Moreover, DOACs are partially metabolized through the Cytochrome P450 pathway and P-glycoprotein Pathway making them a target for multiple drug interactions. As healthcare systems in different countries experimented with multiple antiviral medications during the current pandemic, the safety and efficacy of DOACs come into question [10]. In a study done by Testa et al., the plasma levels of DOACs were measured in patients hospitalized with COVID 19 who were being treated with antiviral medications such as lopinavir/ritonavir and darunavir; they found a significant increase in DOACs plasma levels [11]. The multiple drug–drug interactions, in addition to metabolic alterations that are induced by the critical illness, can result in an unpredictable and unstable DOAC effect, putting patients at risk for uncontrolled bleeding or thrombotic complications [12]. Despite the recent FDA approval of two DOACs reversal agents namely idarucizumab (a monoclonal antibody) for the reversal of dabigatran and andexanet alfa (a recombinant factor Xa) for the reversal of apixaban and rivaroxaban [13] the lack of wide availability and the high cost of these agents render their use impractical in the setting of a global pandemic.
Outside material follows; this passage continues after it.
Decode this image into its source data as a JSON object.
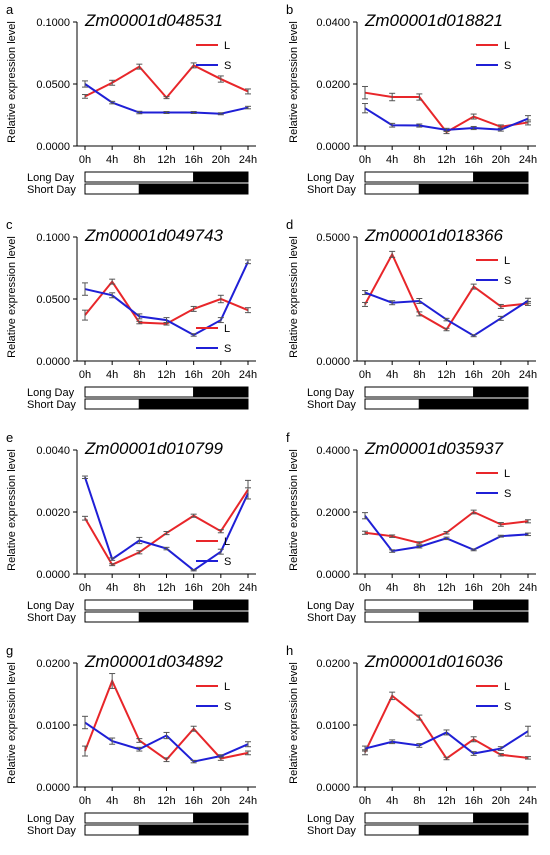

Based on the limited data that is currently available and the inability to check the plasma levels of DOACsin the routine clinical setting, it is advised to switch patients to intravenous unfractionated Heparin (UFH) or subcutaneous low molecular weight heparin (LMWH) especially during the treatment with antiviral medications with potential drug interactions [14]. Moreover, Chen et al. looked at the coagulation studies of 99 patients with COVID19 and found abnormal levels of D-dimer, decreased prothrombin time (PT) and increased activated partial thromboplastin time (aPTT) [15]. In another study by Tang et al. 71.4% of patients who died of COVID 19 had DIC [16]. The wide derangement of the coagulation system and homeostasis caused by novel coronavirus infection renders the effect of DOACs unpredictable, which makes LMWH or unfractionated Heparin a safer choice for easier reversibility and predictability [16]. Many hospitals and healthcare systems have put together treatment protocols for patients with severe illness due to COVID 19 for the prevention of thromboembolic complications which included switching patients from a DOAC to full anticoagulation dose with LMWH or unfractionated Heparin on admission, and to use intermediate to full dose anticoagulation for high-risk patients with significantly elevated D-dimer levels [17]. At the same time guidelines by the National Institute of Health (NIH), recommend continuation of anticoagulant regimen that patient is already receiving and also emphasized consideration of extended prophylactic anticoagulation for upto 6 weeks in certain high-risk patients after discharge [18]. As the knowledge in the field of COVID19 and coagulation abnormalities is still evolving there is no solid consensus among the medical community in relation to management of these patients but with ongoing research more evidence is expected to emerge and will provide more insight on this subject.

Conclusion

In light of the limited available data, it would be safer to recommend switching COVID 19 patients from DOACs to LMWH or UFH for the duration of acute illness for which they are expected to receive medications that can interact with DOACs, or are expected to have coagulation system and homeostasis derangements. Also, extended prophylactic anticoagulation after discharge from the hospital is recommended in certain high-risk patients on case by case basis. It might be worth noting that the use of a DOAC may be a more practical option than LMWH after discharge for some patients with milder cases of COVID 19 who are on a steady track for recovery, mainly patients who are showing improvement in their inflammatory markers and D-Dimer levels and with normal coagulation profile. However, more studies are needed to assess the safety of DOACs in the post discharge phase in COVID 19 patients.